Best Practices

This page outlines recommended practices for using Intellitoggle in real-world applications. Following these guidelines will help you avoid common pitfalls, improve reliability, and maintain clean flag management over time.

1. Flag Lifecycle Management

  • Create with intent: Always define the purpose of a flag before adding it.

  • Name consistently: Use clear, descriptive keys (checkout_experiment_v2, not flag123).

  • Expire old flags: Remove flags once the experiment or rollout is complete.

  • Track ownership: Assign teams or individuals to maintain each flag.

2. Environment Separation

  • Use different API keys for development, staging, and production.

  • Never reuse production credentials in development or testing.

  • Validate flag behavior in staging before rollout to production.

3. Context Hygiene

  • Send only attributes required for evaluation (minimize sensitive data).

  • Use privateAttributes to protect sensitive fields from logs.

  • Define consistent context schemas across your services.

4. Rollout Strategies

  • Start with percentage rollouts before enabling flags globally.

  • Use targeting by role, plan, or region for safer incremental launches.

  • Monitor metrics (errors, latency, usage) during a rollout.

5. Error Handling

  • Always provide a default value when evaluating a flag.

  • Handle common exceptions such as FlagNotFoundException or AuthenticationException.

  • Configure retry options and sensible timeouts in IntelliToggleOptions.

6. Performance & Reliability

  • Initialize the SDK once, early in your application lifecycle.

  • Use caching and polling to reduce API calls in high-throughput apps.

  • Prefer streaming updates where supported for near real-time flag changes.

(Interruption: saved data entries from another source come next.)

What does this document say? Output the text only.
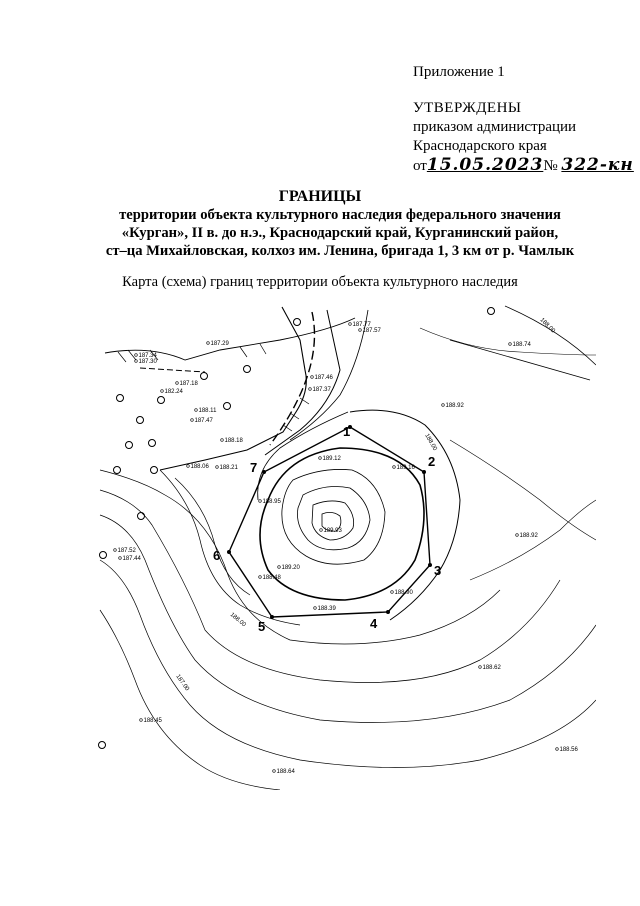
Приложение 1
УТВЕРЖДЕНЫ
приказом администрации
Краснодарского края
от15.05.2023№ 322-кн
ГРАНИЦЫ
территории объекта культурного наследия федерального значения
«Курган», II в. до н.э., Краснодарский край, Курганинский район,
ст–ца Михайловская, колхоз им. Ленина, бригада 1, 3 км от р. Чамлык
Карта (схема) границ территории объекта культурного наследия
1
2
3
4
5
6
7
187.29
187.77
187.57
187.34
187.30
187.18
182.24
187.46
187.37
188.11
187.47
188.18
188.74
188.92
189.12
189.16
188.06 188.21
188.95
189.93
188.92
187.52
187.44
189.20
188.48
188.90
188.39
188.62
188.45
188.56
188.64
188.00
188.00
188.00
187.00
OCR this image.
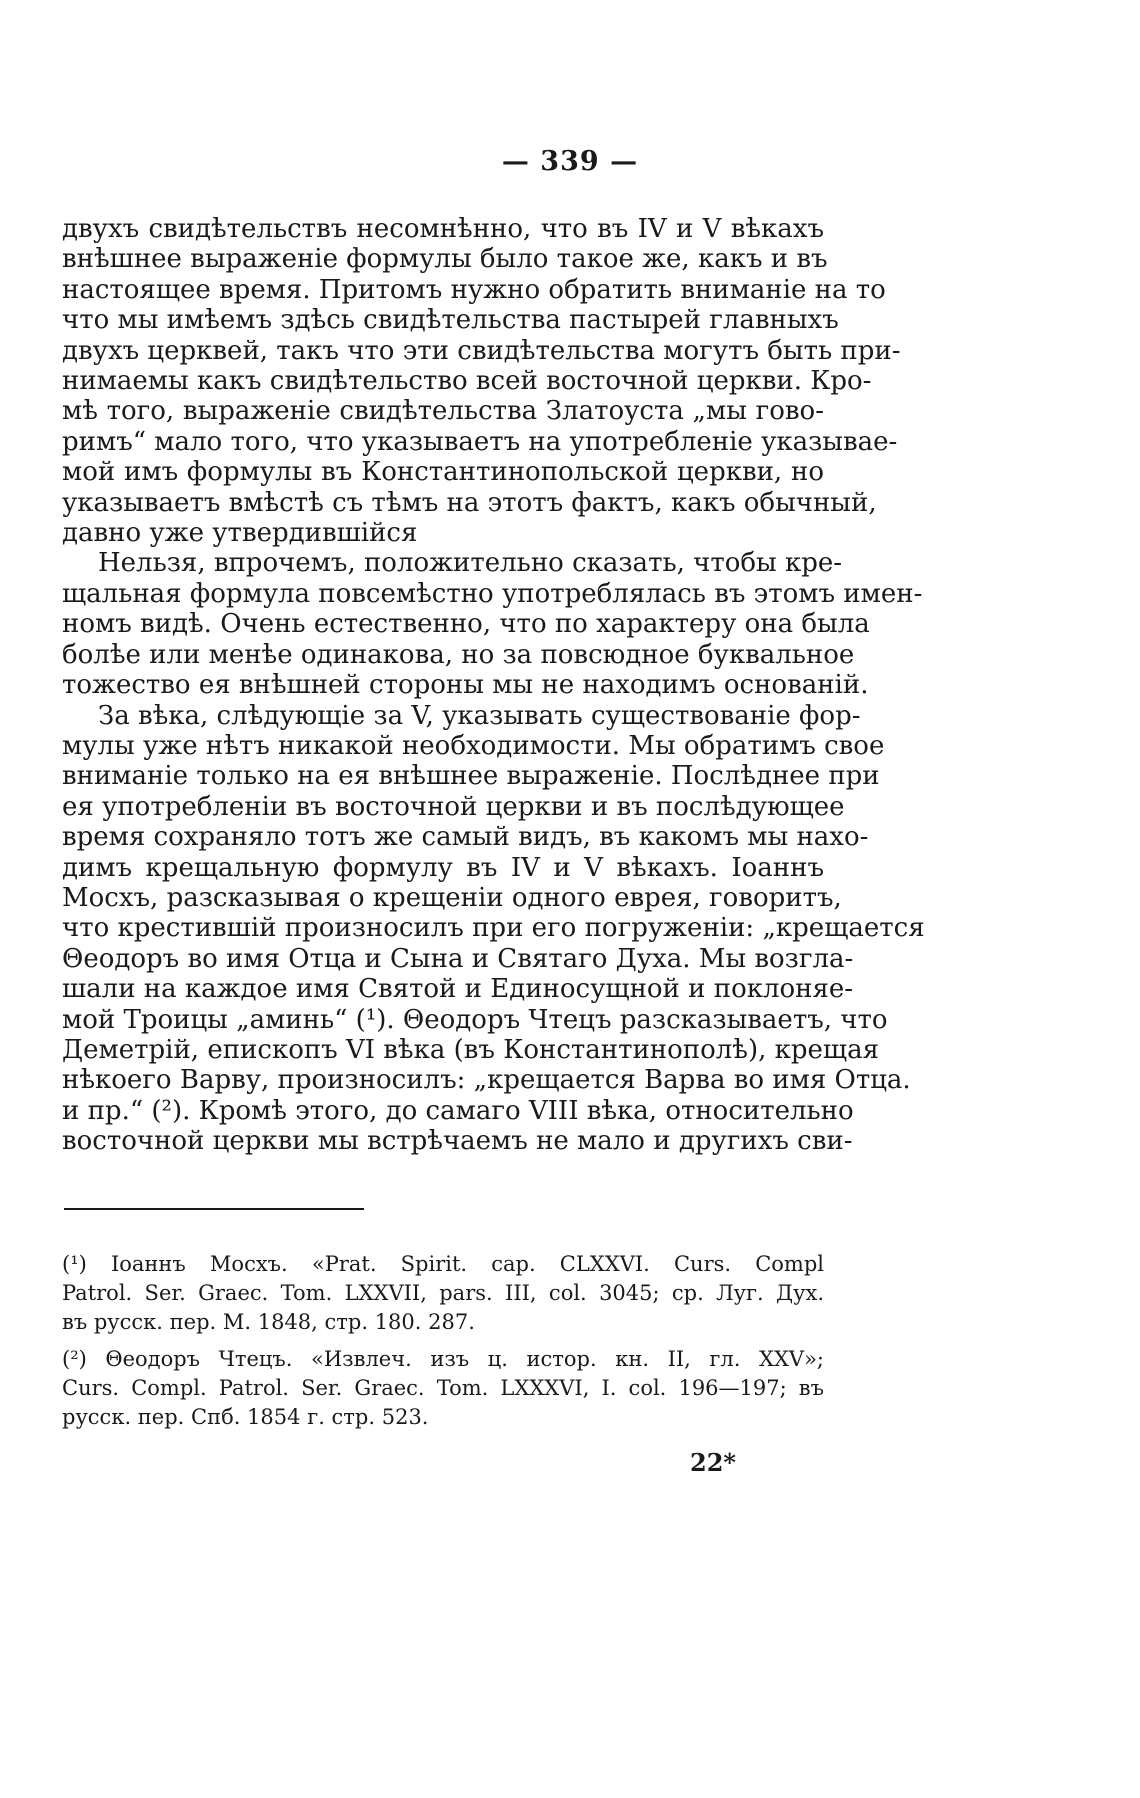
— 339 —
двухъ свидѣтельствъ несомнѣнно, что въ IV и V вѣкахъ
внѣшнее выраженіе формулы было такое же, какъ и въ
настоящее время. Притомъ нужно обратить вниманіе на то
что мы имѣемъ здѣсь свидѣтельства пастырей главныхъ
двухъ церквей, такъ что эти свидѣтельства могутъ быть при-
нимаемы какъ свидѣтельство всей восточной церкви. Кро-
мѣ того, выраженіе свидѣтельства Златоуста „мы гово-
римъ“ мало того, что указываетъ на употребленіе указывае-
мой имъ формулы въ Константинопольской церкви, но
указываетъ вмѣстѣ съ тѣмъ на этотъ фактъ, какъ обычный,
давно уже утвердившійся
Нельзя, впрочемъ, положительно сказать, чтобы кре-
щальная формула повсемѣстно употреблялась въ этомъ имен-
номъ видѣ. Очень естественно, что по характеру она была
болѣе или менѣе одинакова, но за повсюдное буквальное
тожество ея внѣшней стороны мы не находимъ основаній.
За вѣка, слѣдующіе за V, указывать существованіе фор-
мулы уже нѣтъ никакой необходимости. Мы обратимъ свое
вниманіе только на ея внѣшнее выраженіе. Послѣднее при
ея употребленіи въ восточной церкви и въ послѣдующее
время сохраняло тотъ же самый видъ, въ какомъ мы нахо-
димъ крещальную формулу въ IV и V вѣкахъ. Іоаннъ
Мосхъ, разсказывая о крещеніи одного еврея, говоритъ,
что крестившій произносилъ при его погруженіи: „крещается
Θеодоръ во имя Отца и Сына и Святаго Духа. Мы возгла-
шали на каждое имя Святой и Единосущной и поклоняе-
мой Троицы „аминь“ (¹). Θеодоръ Чтецъ разсказываетъ, что
Деметрій, епископъ VI вѣка (въ Константинополѣ), крещая
нѣкоего Варву, произносилъ: „крещается Варва во имя Отца.
и пр.“ (²). Кромѣ этого, до самаго VIII вѣка, относительно
восточной церкви мы встрѣчаемъ не мало и другихъ сви-
(¹) Іоаннъ Мосхъ. «Prat. Spirit. cap. CLXXVI. Curs. Compl
Patrol. Ser. Graec. Tom. LXXVII, pars. III, col. 3045; ср. Луг. Дух.
въ русск. пер. М. 1848, стр. 180. 287.
(²) Θеодоръ Чтецъ. «Извлеч. изъ ц. истор. кн. II, гл. XXV»;
Curs. Compl. Patrol. Ser. Graec. Tom. LXXXVI, I. col. 196—197; въ
русск. пер. Спб. 1854 г. стр. 523.
22*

7. Collaboration & Governance

  • Document the purpose of each flag in your team’s knowledge base.

  • Regularly review active flags to avoid clutter.

  • Implement naming conventions (e.g., teamName_featureName_experiment).

  • Link flags to issue tracker IDs or change requests for traceability.

8. Observability

  • Add logging hooks to record flag evaluations.

  • Track flag decisions in analytics for feature adoption insights.

  • Correlate flag rollouts with monitoring dashboards (e.g., errors, performance metrics).

9. Flutter & UI Best Practices

  • Avoid evaluating flags directly inside widget build methods; prefer FutureBuilder or Provider.

  • Keep UI fallbacks simple — don’t rely on flags for critical rendering paths.

  • Test flag variations with QA before production rollout.

10. Security & Privacy

  • Never hardcode API keys in source code; use environment variables or secret managers.

  • Rotate credentials regularly.

  • Review the Security & Privacy page for more guidance.